As a beginner in the woodworking realm, there’s no doubt saw is one of the first tools you should pick up.
When considering the kind/style of saw to choose, there are a lot more to think about, because your saw is a major tool that determines how safe and smooth your cuts will be.
Whether it’s the table saw, the radial arm saw, the chop saw or the slider milter saw, it all depend on the kind of blade you’ve inserted around the tool, and also the kind of cuts you plan to make.
It’s important that you choose wisely when it comes to saw styles and blades because its performance actually varies from blade to blade.
It’s really not that complicated; choosing the right saw blades entail that you have a basic idea of how different blades work, and what actually distinguishes the cheaper ones from top quality ones.
When you’re able to figure this out, it won’t take time before you’ll know the type of blade that’ll fit the particular job you want to do, and also if it would fit into your budget.
Like I said earlier, different blades have been designed for specific purposes, some have been designed to rip wood, cross cut word, cut veneered plywood and panels, cut non-ferries metals, cut melamine, laminates, and plastics.
The general purpose and combination blades are basically used for two or additional kinds of cuts.
What really determines how good a saw blade is a gullet, the number of teeth, the tooth configuration and the tooth angle (hook angles)?
Blades that have lesser number of teeth often move the wood faster while the ones with larger number give a smoother cut.
For instance, 15’ blade that is used to rip wood will have fewer teeth, while blades that have over 25 teeth will move the wood faster through the equipment across the grain.
A high-quality blade that would require little effort and leave a fresh cut with small of scoring is far better than a lower quality blade that has not been designed to run through mirror-like cuts; the mirror here means the edges are of the same size.
On the flip side, a crosscut blade is designed to give you an even cut against the grain of the wood without splintering and tearing.
About 70 to 80 teeth make up the crosscut blade.
Don’t forget, when you’re moving less material, each of the tooth matches up less with the wood, and this simply means that a crosscut sharp edge will make much smoother and single cuts than the other ripping blades.
If you’re able to make use of a good quality cross cut cutting edge, then the polished finish will show up on the wood.
Maybe all this time you didn’t know what the gullet really is, you should learn about it now.
Have you noticed the missing space from the blade plate located in front of the different tooth, and also allows for chip removal?
Well, that missing space is known as the gullet. Read more about gullet definition here.
The gullet is a bit smaller in the crosscutting blade, with the chips also smaller per tooth and are fewer.
The rate is a bit faster in the ripping blades than the cross-cutting action, with bigger chips, so the gullet, in this case, is going to be a bit bigger so that it can take in the larger amount of material that will run through it.

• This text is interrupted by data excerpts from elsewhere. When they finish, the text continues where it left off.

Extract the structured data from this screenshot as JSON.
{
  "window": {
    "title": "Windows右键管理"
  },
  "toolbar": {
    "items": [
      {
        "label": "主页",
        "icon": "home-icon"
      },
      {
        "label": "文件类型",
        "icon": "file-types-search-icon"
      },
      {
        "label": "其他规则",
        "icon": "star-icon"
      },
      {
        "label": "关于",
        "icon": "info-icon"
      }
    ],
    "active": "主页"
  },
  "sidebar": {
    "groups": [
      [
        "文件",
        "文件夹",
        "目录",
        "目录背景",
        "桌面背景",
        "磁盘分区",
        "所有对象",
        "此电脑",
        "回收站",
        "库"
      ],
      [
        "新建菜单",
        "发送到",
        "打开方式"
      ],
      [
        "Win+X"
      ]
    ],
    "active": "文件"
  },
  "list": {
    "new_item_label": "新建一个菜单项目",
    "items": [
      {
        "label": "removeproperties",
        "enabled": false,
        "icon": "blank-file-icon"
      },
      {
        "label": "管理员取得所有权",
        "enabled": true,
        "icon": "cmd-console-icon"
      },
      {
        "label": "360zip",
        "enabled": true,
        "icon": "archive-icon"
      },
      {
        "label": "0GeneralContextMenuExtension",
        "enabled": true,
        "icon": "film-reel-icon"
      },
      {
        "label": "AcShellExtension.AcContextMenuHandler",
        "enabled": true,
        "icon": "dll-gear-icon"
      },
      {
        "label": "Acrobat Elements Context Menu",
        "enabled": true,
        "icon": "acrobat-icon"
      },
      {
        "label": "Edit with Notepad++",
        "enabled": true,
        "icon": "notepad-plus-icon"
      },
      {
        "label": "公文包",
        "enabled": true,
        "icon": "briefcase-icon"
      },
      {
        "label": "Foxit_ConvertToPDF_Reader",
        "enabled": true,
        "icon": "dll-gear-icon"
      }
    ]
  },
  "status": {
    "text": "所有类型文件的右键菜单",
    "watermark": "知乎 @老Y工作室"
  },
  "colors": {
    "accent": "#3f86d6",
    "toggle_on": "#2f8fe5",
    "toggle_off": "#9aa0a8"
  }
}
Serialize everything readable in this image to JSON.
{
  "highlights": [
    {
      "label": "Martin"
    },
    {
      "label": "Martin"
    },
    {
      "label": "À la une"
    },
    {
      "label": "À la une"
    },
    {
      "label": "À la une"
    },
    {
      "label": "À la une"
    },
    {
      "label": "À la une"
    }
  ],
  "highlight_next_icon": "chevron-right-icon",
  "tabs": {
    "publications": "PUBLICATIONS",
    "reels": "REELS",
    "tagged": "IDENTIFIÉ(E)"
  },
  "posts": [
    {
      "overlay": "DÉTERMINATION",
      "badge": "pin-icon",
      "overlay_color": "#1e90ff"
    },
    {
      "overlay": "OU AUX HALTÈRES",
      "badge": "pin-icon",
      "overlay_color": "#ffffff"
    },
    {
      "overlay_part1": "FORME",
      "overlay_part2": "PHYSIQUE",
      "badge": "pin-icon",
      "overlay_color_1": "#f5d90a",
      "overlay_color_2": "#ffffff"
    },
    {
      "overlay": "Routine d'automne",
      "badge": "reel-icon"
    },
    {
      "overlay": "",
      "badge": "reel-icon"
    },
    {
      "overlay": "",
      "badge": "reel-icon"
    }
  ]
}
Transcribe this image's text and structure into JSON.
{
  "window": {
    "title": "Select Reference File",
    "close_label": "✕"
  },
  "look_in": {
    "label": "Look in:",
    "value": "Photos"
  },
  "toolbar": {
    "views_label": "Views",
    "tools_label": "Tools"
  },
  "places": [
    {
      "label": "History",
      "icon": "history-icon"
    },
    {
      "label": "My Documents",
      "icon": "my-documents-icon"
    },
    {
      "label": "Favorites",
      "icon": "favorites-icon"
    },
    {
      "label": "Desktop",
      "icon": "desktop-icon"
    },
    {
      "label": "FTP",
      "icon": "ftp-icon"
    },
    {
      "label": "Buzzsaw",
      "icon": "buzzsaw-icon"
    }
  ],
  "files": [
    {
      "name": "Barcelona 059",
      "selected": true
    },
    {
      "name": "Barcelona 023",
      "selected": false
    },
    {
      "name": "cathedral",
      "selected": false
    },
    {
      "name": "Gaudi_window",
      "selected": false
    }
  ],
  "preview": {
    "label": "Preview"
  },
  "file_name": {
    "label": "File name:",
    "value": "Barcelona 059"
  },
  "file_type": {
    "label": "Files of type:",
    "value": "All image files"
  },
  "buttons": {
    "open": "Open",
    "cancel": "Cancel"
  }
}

The teeth are supposed to be perfectly lined with the blade, but now are tipped either outward or inward, although that will depend on the configuration and makeup of the blade.
The slant shaped line is connected to the tooth face with a line drawn to the middle of the blade around the tip of the tooth; that’s the basic description of the hook angle and how it works.
The hook angle shows how the teeth have been tipped away from the path of rotary motion, the reverse of this is the positive hook angle.
Zero hook slant means that the teeth are aligned to the midpoint of the blade.
A hook angle of about 20 degrees or more will cut at a very fast rate, a low hook or negative position will yield a slower supply rate and also will hinder the blade from moving up the material as it’s supposed to be.
The shape of the teeth and how they are grouped is intertwined with the way the blade cuts.
The configuration generally talks about the way a blade is going to cut if it’s a ripper, laminate cutter or cross-cutting.
It would be wrong to deny or ignore the massive speed with which a sliding chop saw or a table saw work.
For joinery, however, it would be difficult to beat the backsaw’s precision for cutting out what you really need.
Handsaws are easier to control and much cheaper than the heavy saws.
The hand saws have been designed to hold firm the thinnest, sharpest of blades, and they can cut through woods with maximum control and minimum waste.